Les taxes du Tarif Jaune
Une facture au Tarif Jaune a les mêmes taxes que toutes les offres professionnelles d’électricité. La CTA, destinée à financer les retraites des personnels des réseaux, s’applique sur la partie acheminement et est identique pour toutes les formules. Les taxes locales sur la consommation finale d’électricité, fixées par les communes et les départements, sont calculées sur chaque kilowattheure consommé et varient selon la collectivité. Enfin, la TVA est appliquée au taux de 20 % aussi bien sur l’abonnement et la CTA que sur la consommation et les taxes locales, contrairement aux particuliers qui bénéficient d’un taux réduit sur l’abonnement. Le Tarif Jaune ne comporte donc aucune taxe spéciale, sa structure propre (abonnement et prix du kWh modulé) fonctionne indépendamment de ces prélèvements.

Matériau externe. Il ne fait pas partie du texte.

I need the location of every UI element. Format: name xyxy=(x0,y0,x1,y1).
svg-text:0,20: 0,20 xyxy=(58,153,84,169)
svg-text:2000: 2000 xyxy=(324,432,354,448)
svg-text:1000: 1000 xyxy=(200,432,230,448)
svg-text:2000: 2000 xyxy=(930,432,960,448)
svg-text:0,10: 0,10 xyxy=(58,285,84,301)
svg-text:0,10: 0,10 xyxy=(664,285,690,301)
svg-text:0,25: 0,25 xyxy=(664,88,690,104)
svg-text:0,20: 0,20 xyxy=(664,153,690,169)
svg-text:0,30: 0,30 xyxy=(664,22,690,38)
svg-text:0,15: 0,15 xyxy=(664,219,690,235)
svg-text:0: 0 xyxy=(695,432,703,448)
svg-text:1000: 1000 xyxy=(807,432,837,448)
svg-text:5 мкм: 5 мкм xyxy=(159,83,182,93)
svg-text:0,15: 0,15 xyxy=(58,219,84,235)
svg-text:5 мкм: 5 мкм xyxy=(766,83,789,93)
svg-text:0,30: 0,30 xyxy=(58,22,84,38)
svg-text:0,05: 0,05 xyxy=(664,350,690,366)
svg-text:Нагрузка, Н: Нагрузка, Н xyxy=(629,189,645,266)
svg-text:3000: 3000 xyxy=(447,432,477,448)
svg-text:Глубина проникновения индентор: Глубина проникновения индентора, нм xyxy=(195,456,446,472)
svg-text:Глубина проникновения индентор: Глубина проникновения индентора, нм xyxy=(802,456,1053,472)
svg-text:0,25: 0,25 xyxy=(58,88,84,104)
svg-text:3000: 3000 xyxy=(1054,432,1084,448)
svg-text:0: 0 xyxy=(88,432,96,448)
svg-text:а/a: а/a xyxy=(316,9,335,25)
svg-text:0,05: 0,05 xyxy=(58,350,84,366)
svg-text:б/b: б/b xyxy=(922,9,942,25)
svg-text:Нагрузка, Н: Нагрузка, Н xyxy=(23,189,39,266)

Les offres du marché en 2026
Les entreprises disposent d’un éventail de formules proposées par l’ensemble des fournisseurs, adaptées aussi bien aux petites structures qu’aux grands consommateurs. Elles peuvent opter pour des contrats à prix fixe garantissant une stabilité sur plusieurs années, des offres indexées suivant les marchés de gros, des formules vertes reposant sur une électricité renouvelable, des contrats sur mesure pour les sites importants ou encore des offres dynamiques dont le prix varie chaque heure selon le marché spot.
Les contrats à prix fixe, les tarifs Verts, les formules indexées
EDF propose également ses propres offres professionnelles hors tarifs réglementés, comme les contrats à prix fixe, les Tarifs Verts ou les formules indexées, qui sont des alternatives directes au Tarif Bleu ou au Tarif Jaune. Pour les entreprises nécessitant une puissance supérieure à 250 kVA, il n’existe plus de tarifs réglementés, elles doivent se tourner vers des contrats entièrement personnalisés, qu’ils soient fixes, indexés, multi‑sites ou comprenant des méthodes d’effacement rémunéré.
Les tarifs modulés et les formules hybrides
Certaines entreprises recherchent des offres fortement modulées, proches de l’esprit des anciennes formules EJP ou Tempo. Elles peuvent alors choisir des contrats dynamiques basés sur les prix horaires du marché, surtout avantageux pour les entreprises capables de déplacer leur consommation.
Enfin, de plus en plus de professionnels réduisent leur dépendance au réseau grâce à l’autoconsommation photovoltaïque, éventuellement associée à du stockage, ou par l’intermédiaire des contrats d’achat direct auprès de producteurs (PPA). Ces formules hybrides permettent de diminuer durablement la facture énergétique.